By Jordan W. Charness
Tickets, tickets, tickets: that seems to be all I have been hearing about these days. It’s true that during the month of May the police carried on a reasonably well-publicized vehicle safety campaign. During that time the police were particularly vigilant and cracked down on traffic offenders. It is part of an ongoing campaign to reduce automobile accident fatalities and get us used to driving properly once again.
There is a natural tendency for winter-battered Canadians to celebrate the arrival of spring with a more carefree attitude towards driving. After all, the snow, ice, and slush are finally gone from the streets and we can begin to drive our cars with a bit more vigour.
Unfortunately, the spring in our step often translates into a lead-footed approach to driving. We seem to feel that since the pavement is finally dry and we will not be slipping on the ice, we can drive as fast as we want to. May’s police safety campaign was to remind us that the law applies equally during all four seasons.
Peter, of course was not immune to spring fever. Although he wouldn’t be taking the sports car out from winter storage until at least the middle of May, he still managed to push his 4×4 over the speed limit on his way to work a few weeks ago. Whether it was because of the safety campaign or just because he was unlucky enough to be caught, Peter heard the familiar sound of sirens and saw police flashing lights in his rearview mirror.
He knew the drill. He signalled that he was pulling over to the right. He carefully checked his lanes to make sure that he would not cause an accident and slowed down coming to a stop in the breakdown lane on the side of the highway. He waited in his car for the police officer to finish his computer check of his license plate before coming over to him.

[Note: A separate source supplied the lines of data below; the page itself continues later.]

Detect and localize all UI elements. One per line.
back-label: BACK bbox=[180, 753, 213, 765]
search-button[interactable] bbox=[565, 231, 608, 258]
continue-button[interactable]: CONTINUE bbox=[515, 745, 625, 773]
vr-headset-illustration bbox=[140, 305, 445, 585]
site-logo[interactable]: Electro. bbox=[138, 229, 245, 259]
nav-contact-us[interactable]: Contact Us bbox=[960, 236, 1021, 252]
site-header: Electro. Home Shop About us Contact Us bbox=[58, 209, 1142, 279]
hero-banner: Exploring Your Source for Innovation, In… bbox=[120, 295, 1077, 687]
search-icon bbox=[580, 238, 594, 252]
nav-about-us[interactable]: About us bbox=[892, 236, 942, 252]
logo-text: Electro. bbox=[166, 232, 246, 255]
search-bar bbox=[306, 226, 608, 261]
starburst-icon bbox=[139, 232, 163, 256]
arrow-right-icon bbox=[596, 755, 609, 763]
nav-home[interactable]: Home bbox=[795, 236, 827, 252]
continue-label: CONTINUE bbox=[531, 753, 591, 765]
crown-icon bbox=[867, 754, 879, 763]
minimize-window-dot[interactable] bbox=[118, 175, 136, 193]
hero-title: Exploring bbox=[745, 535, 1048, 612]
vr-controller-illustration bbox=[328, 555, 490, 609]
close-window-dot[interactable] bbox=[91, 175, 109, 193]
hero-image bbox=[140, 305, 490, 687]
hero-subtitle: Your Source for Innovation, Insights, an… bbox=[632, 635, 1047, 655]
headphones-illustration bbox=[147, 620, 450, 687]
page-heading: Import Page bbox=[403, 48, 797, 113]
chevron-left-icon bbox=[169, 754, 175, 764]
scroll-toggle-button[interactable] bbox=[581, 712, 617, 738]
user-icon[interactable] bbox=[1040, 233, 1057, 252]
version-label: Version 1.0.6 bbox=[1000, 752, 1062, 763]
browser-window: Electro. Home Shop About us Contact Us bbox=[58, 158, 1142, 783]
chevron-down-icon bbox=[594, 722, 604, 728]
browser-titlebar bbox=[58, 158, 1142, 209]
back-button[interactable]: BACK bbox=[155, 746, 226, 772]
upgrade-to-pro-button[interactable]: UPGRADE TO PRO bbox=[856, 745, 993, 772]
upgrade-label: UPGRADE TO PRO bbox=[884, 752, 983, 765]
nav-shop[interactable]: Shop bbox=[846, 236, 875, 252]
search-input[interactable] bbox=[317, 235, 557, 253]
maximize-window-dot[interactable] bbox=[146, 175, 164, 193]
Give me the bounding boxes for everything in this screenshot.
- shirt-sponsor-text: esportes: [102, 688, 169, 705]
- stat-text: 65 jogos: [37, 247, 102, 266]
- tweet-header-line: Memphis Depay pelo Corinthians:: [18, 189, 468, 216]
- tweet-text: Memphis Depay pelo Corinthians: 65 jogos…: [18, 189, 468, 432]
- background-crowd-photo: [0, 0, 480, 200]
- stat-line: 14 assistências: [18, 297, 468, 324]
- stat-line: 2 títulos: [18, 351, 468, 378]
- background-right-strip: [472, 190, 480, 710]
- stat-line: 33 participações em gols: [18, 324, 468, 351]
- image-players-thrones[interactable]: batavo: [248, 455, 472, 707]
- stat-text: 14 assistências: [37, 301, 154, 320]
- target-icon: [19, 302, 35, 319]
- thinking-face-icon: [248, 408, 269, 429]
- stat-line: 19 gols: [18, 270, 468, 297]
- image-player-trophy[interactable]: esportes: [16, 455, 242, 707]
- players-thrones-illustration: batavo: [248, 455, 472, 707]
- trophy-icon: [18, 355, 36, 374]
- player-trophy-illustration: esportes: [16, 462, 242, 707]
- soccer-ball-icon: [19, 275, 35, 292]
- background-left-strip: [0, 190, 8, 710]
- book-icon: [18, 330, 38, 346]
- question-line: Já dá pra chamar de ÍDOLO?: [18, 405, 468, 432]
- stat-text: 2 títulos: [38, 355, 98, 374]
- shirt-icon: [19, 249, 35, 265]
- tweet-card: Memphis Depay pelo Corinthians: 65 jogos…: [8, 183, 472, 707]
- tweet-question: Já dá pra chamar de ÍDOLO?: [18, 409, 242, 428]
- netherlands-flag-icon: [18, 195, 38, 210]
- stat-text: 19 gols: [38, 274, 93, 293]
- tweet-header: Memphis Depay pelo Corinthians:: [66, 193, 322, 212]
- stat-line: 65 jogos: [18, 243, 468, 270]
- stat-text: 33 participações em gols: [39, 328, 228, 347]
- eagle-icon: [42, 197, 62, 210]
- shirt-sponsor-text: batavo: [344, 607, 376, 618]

With a cordial smile, the cop asked Peter for his driver’s license and registration. Peter knew that he had been caught but reasoned that he was only going 10 km/h over the speed limit. He politely asked the police officer to give him a warning instead of a ticket.
The cop returned to his cruiser and checked out Peter’s license. It revealed a series of speeding tickets and the fact that Peter had accumulated eight demerit points out of the allowable 15. The cop figured that Peter had been warned enough and had been caught speeding too many times in the past. He gave him the ticket which included demerit points, a fine, and a surcharge.